The SEC has said that whether securities laws apply to a particular cryptocurrency depends on the “facts and circumstances” of the offering. And it has emphasized that the manner in which cryptocurrencies are sold is key to that analysis. Indeed, it has been relatively rare that promoters have sold cryptocurrencies just so the buyer can purchase a good or service on a fully developed network. Rather, more often the buyer is hoping to realize a return on the instrument based on the work of the promoter, which likely makes it an “investment contract” and thus a security under the 1946 Supreme Court decision in SEC v. Howey Co.
Looking beyond Howey, however, the SEC and the crypto czar could take a few thoughtful steps to promote clarity and innovation in the cryptocurrency market:
- Encourage the formation of a self-regulatory body to promote and enforce standards among the crypto community.
- Convene an interagency working group, including representatives from the crypto community, to harmonize existing regulatory practices and develop a formal U.S. policy on cryptocurrencies.
- In connection with the above, provide public notice of a proposed rule governing cryptocurrencies and take comments from the public. (This was the process used to redefine so-called swap entities after the financial crisis.)
- Officially recognize that the amount of decentralization is an important factor in determining whether a cryptocurrency is a security.

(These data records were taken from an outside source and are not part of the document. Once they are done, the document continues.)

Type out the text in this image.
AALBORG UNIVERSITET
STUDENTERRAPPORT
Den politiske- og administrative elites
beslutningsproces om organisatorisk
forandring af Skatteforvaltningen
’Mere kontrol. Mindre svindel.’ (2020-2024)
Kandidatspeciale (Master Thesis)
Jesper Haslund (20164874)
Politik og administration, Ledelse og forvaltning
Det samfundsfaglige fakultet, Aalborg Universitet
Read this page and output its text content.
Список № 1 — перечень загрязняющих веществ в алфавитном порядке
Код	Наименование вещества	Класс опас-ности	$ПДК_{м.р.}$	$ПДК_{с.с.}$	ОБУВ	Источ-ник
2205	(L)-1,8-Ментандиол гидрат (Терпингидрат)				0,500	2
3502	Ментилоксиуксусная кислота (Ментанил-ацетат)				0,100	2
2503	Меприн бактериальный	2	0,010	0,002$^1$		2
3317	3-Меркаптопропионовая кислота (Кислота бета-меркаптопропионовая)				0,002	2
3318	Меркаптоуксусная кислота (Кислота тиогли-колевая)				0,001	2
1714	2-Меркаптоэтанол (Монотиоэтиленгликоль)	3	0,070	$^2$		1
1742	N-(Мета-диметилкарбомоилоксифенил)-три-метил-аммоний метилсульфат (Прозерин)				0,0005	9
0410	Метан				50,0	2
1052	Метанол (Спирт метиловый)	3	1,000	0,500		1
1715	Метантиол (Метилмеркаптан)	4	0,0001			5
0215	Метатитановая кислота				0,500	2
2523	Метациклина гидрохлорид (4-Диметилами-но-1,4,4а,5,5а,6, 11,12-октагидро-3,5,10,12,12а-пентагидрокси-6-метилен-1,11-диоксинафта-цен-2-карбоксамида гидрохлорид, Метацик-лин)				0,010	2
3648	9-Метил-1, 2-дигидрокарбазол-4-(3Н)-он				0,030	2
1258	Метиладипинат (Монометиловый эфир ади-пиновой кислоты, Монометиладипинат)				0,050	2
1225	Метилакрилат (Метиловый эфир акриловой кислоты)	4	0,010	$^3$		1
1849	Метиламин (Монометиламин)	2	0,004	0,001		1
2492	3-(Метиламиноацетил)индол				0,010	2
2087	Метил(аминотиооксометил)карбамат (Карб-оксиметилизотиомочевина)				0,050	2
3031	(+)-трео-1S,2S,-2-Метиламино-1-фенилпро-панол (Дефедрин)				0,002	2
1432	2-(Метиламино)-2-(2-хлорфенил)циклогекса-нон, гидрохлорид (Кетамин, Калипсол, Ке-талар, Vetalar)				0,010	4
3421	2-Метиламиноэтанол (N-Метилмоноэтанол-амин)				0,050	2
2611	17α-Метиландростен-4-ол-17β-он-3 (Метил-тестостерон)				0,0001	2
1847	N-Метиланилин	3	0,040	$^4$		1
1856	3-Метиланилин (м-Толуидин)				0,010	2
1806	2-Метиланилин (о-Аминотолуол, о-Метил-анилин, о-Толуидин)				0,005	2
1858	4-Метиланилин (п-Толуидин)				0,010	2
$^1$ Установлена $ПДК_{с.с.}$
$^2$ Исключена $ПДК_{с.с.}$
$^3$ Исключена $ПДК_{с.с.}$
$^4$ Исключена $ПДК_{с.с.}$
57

- Go beyond the appointment of a crypto czar. The SEC should follow the lead of the CFTC — which created LabCFTC, an initiative for promoting innovation in fintech — in developing an opportunity for SEC regulators to directly engage with industry to address questions about the application of the securities laws to blockchain technologies before launch.
These steps will help to promote order, consistency, and accountability within the cryptocurrency market without imposing undue burdens. And they will help the United States emerge as a wise leader in the regulation of cryptocurrency, which will spur entrepreneurship and innovation in this country. After all, wisdom — more than ignorance — is a truer form of bliss.
This article represents the personal views and opinions of the authors and not necessarily those of the law firm with which they are associated.